Ini bukan soal merayakan atau memuliakan seseorang atau sesuatu yang simbolnya kurang lebih bisa dibagikan (demi Tuhan, setiap orang bebas untuk mengidentifikasi jenis bangsa yang mereka rasa paling dekat), tetapi hanya untuk menghormati mereka yang telah melakukan sesuatu untuk negaranya di daerah di mana tidak ada hasil yang bebas dari kata "pengorbanan".

Kita dihadapkan pada kelas politik yang digabungkan dan sesuai dengan kehormatan dan kebenaran politik, yang kekuatannya mendistorsi realitas dan membentuknya kembali menurut kanon yang ditetapkan oleh orang lain.

Untuk waktu yang lama kita telah merasakan dunia militer, dunia Italia, yang memudar seperti lilin yang ditelan angin dan di mana mereka selalu berdiri: soldati.

Saya tahu, banyak yang akan keberatan bahwa di antara militer itu sendiri, mungkin tidak semua orang memahami dengan baik apa arti sebenarnya dari bendera perang. Mereka adalah pencela yang sama yang menggambarkan tentara sebagai karyawan sederhana yang mencap kehadiran mereka di kantor di pagi hari. Demi Tuhan, pasti di antara massa bintang ada yang melihatnya seperti ini, menafsirkan salah satu pekerjaan paling terhormat dan mahal di dunia, sebagai pekerjaan sederhana yang berguna untuk mencapai masa pensiun yang aman. Mungkin saja, seorang kopral, sersan atau kolonel mampu memikirkan hal seperti itu (walaupun saya memiliki keraguan kuat bahwa mereka melakukannya), tetapi perwakilan pemerintah, yaitu orang-orang kecil berjas yang sama yang mereka putuskan bagaimana, di mana dan kapan untuk mengirim tentara kita untuk menuruti kebijakan mereka tunduk pada kehendak yang paling berotot (perbudakan sekarang menjadi istilah yang dominan dalam kebijakan luar negeri Italia).

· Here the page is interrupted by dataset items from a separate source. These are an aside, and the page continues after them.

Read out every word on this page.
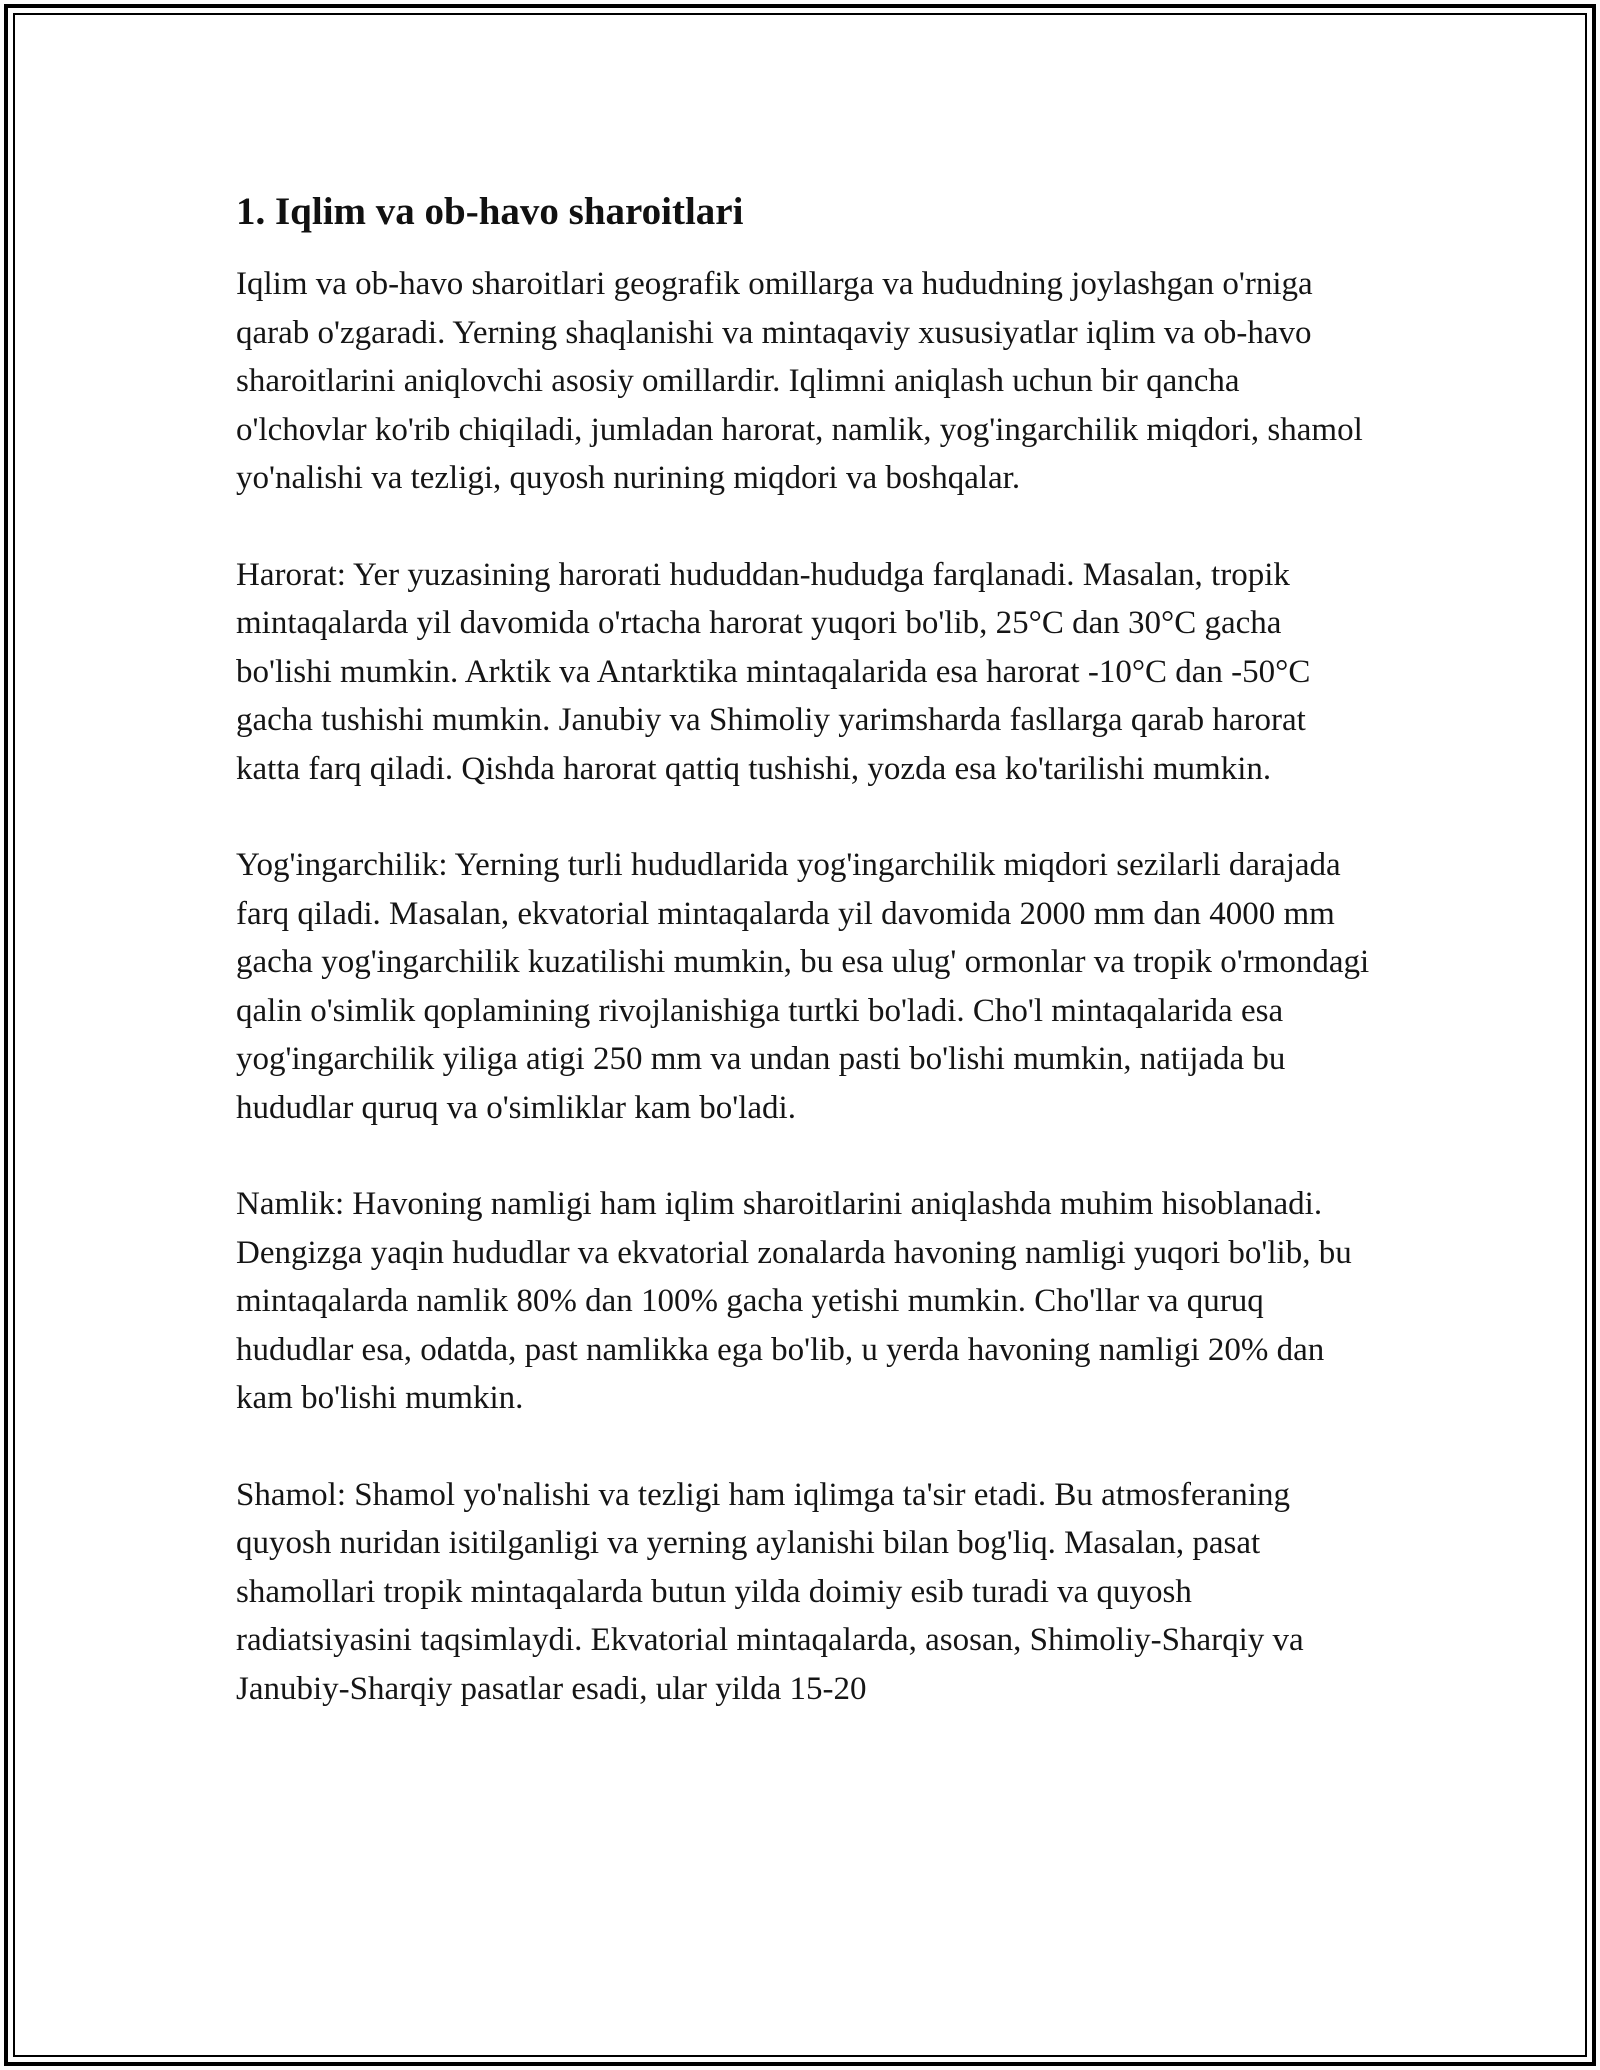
1. Iqlim va ob-havo sharoitlari

Iqlim va ob-havo sharoitlari geografik omillarga va hududning joylashgan o'rniga qarab o'zgaradi. Yerning shaqlanishi va mintaqaviy xususiyatlar iqlim va ob-havo sharoitlarini aniqlovchi asosiy omillardir. Iqlimni aniqlash uchun bir qancha o'lchovlar ko'rib chiqiladi, jumladan harorat, namlik, yog'ingarchilik miqdori, shamol yo'nalishi va tezligi, quyosh nurining miqdori va boshqalar.

Harorat: Yer yuzasining harorati hududdan-hududga farqlanadi. Masalan, tropik mintaqalarda yil davomida o'rtacha harorat yuqori bo'lib, 25°C dan 30°C gacha bo'lishi mumkin. Arktik va Antarktika mintaqalarida esa harorat -10°C dan -50°C gacha tushishi mumkin. Janubiy va Shimoliy yarimsharda fasllarga qarab harorat katta farq qiladi. Qishda harorat qattiq tushishi, yozda esa ko'tarilishi mumkin.

Yog'ingarchilik: Yerning turli hududlarida yog'ingarchilik miqdori sezilarli darajada farq qiladi. Masalan, ekvatorial mintaqalarda yil davomida 2000 mm dan 4000 mm gacha yog'ingarchilik kuzatilishi mumkin, bu esa ulug' ormonlar va tropik o'rmondagi qalin o'simlik qoplamining rivojlanishiga turtki bo'ladi. Cho'l mintaqalarida esa yog'ingarchilik yiliga atigi 250 mm va undan pasti bo'lishi mumkin, natijada bu hududlar quruq va o'simliklar kam bo'ladi.

Namlik: Havoning namligi ham iqlim sharoitlarini aniqlashda muhim hisoblanadi. Dengizga yaqin hududlar va ekvatorial zonalarda havoning namligi yuqori bo'lib, bu mintaqalarda namlik 80% dan 100% gacha yetishi mumkin. Cho'llar va quruq hududlar esa, odatda, past namlikka ega bo'lib, u yerda havoning namligi 20% dan kam bo'lishi mumkin.

Shamol: Shamol yo'nalishi va tezligi ham iqlimga ta'sir etadi. Bu atmosferaning quyosh nuridan isitilganligi va yerning aylanishi bilan bog'liq. Masalan, pasat shamollari tropik mintaqalarda butun yilda doimiy esib turadi va quyosh radiatsiyasini taqsimlaydi. Ekvatorial mintaqalarda, asosan, Shimoliy-Sharqiy va Janubiy-Sharqiy pasatlar esadi, ular yilda 15-20
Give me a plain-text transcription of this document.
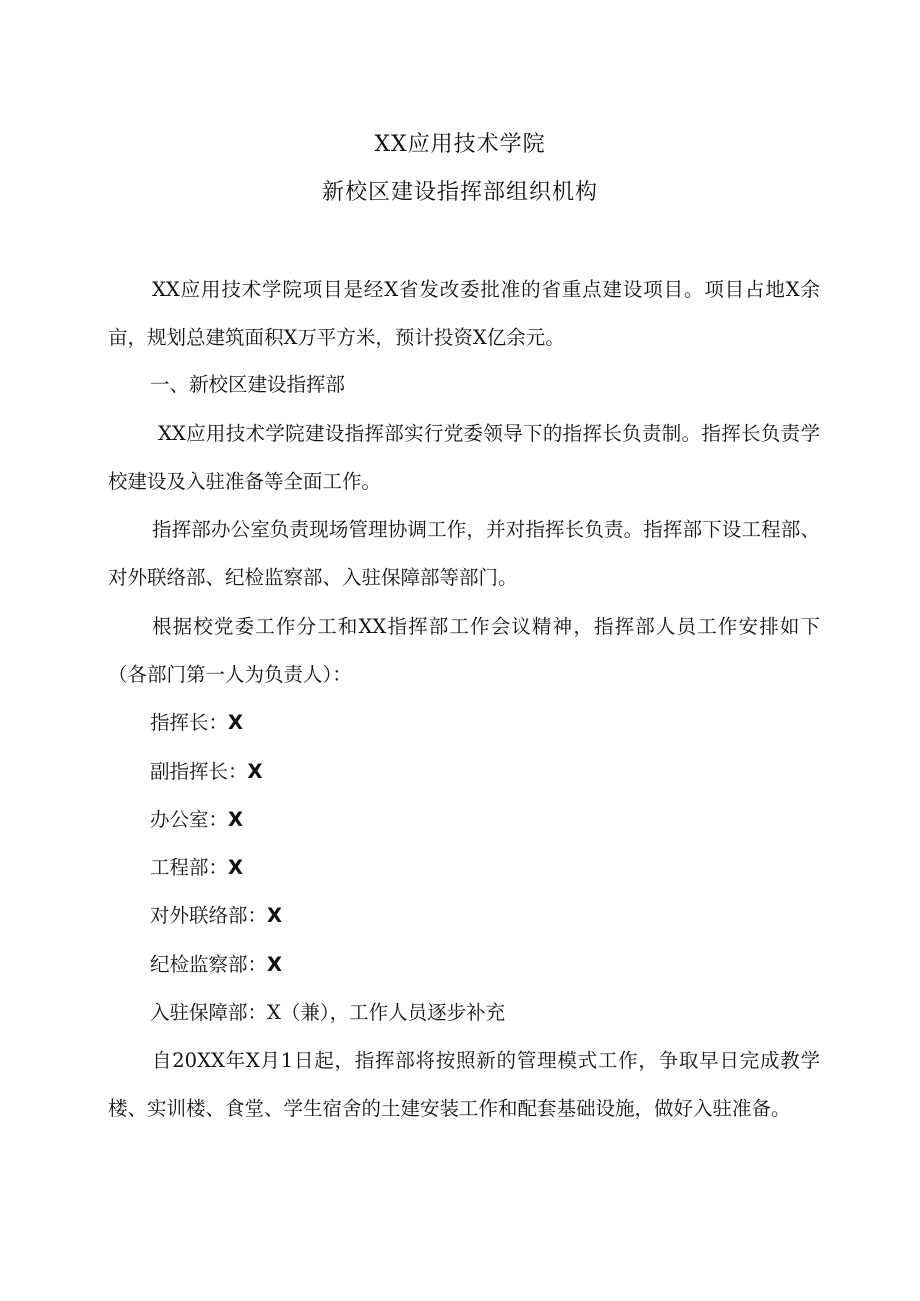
XX应用技术学院
新校区建设指挥部组织机构
XX应用技术学院项目是经X省发改委批准的省重点建设项目。项目占地X余亩，规划总建筑面积X万平方米，预计投资X亿余元。
一、新校区建设指挥部
XX应用技术学院建设指挥部实行党委领导下的指挥长负责制。指挥长负责学校建设及入驻准备等全面工作。
指挥部办公室负责现场管理协调工作，并对指挥长负责。指挥部下设工程部、对外联络部、纪检监察部、入驻保障部等部门。
根据校党委工作分工和XX指挥部工作会议精神，指挥部人员工作安排如下（各部门第一人为负责人）：
指挥长：X
副指挥长：X
办公室：X
工程部：X
对外联络部：X
纪检监察部：X
入驻保障部：X（兼），工作人员逐步补充
自20XX年X月1日起，指挥部将按照新的管理模式工作，争取早日完成教学楼、实训楼、食堂、学生宿舍的土建安装工作和配套基础设施，做好入驻准备。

Ini adalah rasa malu yang sebenarnya: kelas politik yang, dengan ketidakhadirannya, menyangkal tentaranya ketika mereka kembali dari misi yang diinginkan oleh mereka.

Tampaknya benar-benar tidak berguna untuk menghabiskan kata-kata untuk seseorang yang tetap tidak peka terhadap makna yang terlalu dalam untuk dipahami. Kita akan lihat, ketika sirkus sepak bola mengakhiri pertunjukannya, berapa banyak politisi yang ingin menyambut Azzurri yang pemberani saat mereka kembali ke rumah. Demi Tuhan, mereka pasti akan pantas mendapatkannya, bagaimanapun itu selalu menjadi prioritas, dari skala nilai; untuk dapat memaknai secara lebih cermat dan koheren apa yang dimaksud dengan “bangsa”.

Percayalah, ada perbedaan besar antara mewakili tiga warna di lapangan sepak bola atau mempertahankannya di FOB Afghanistan.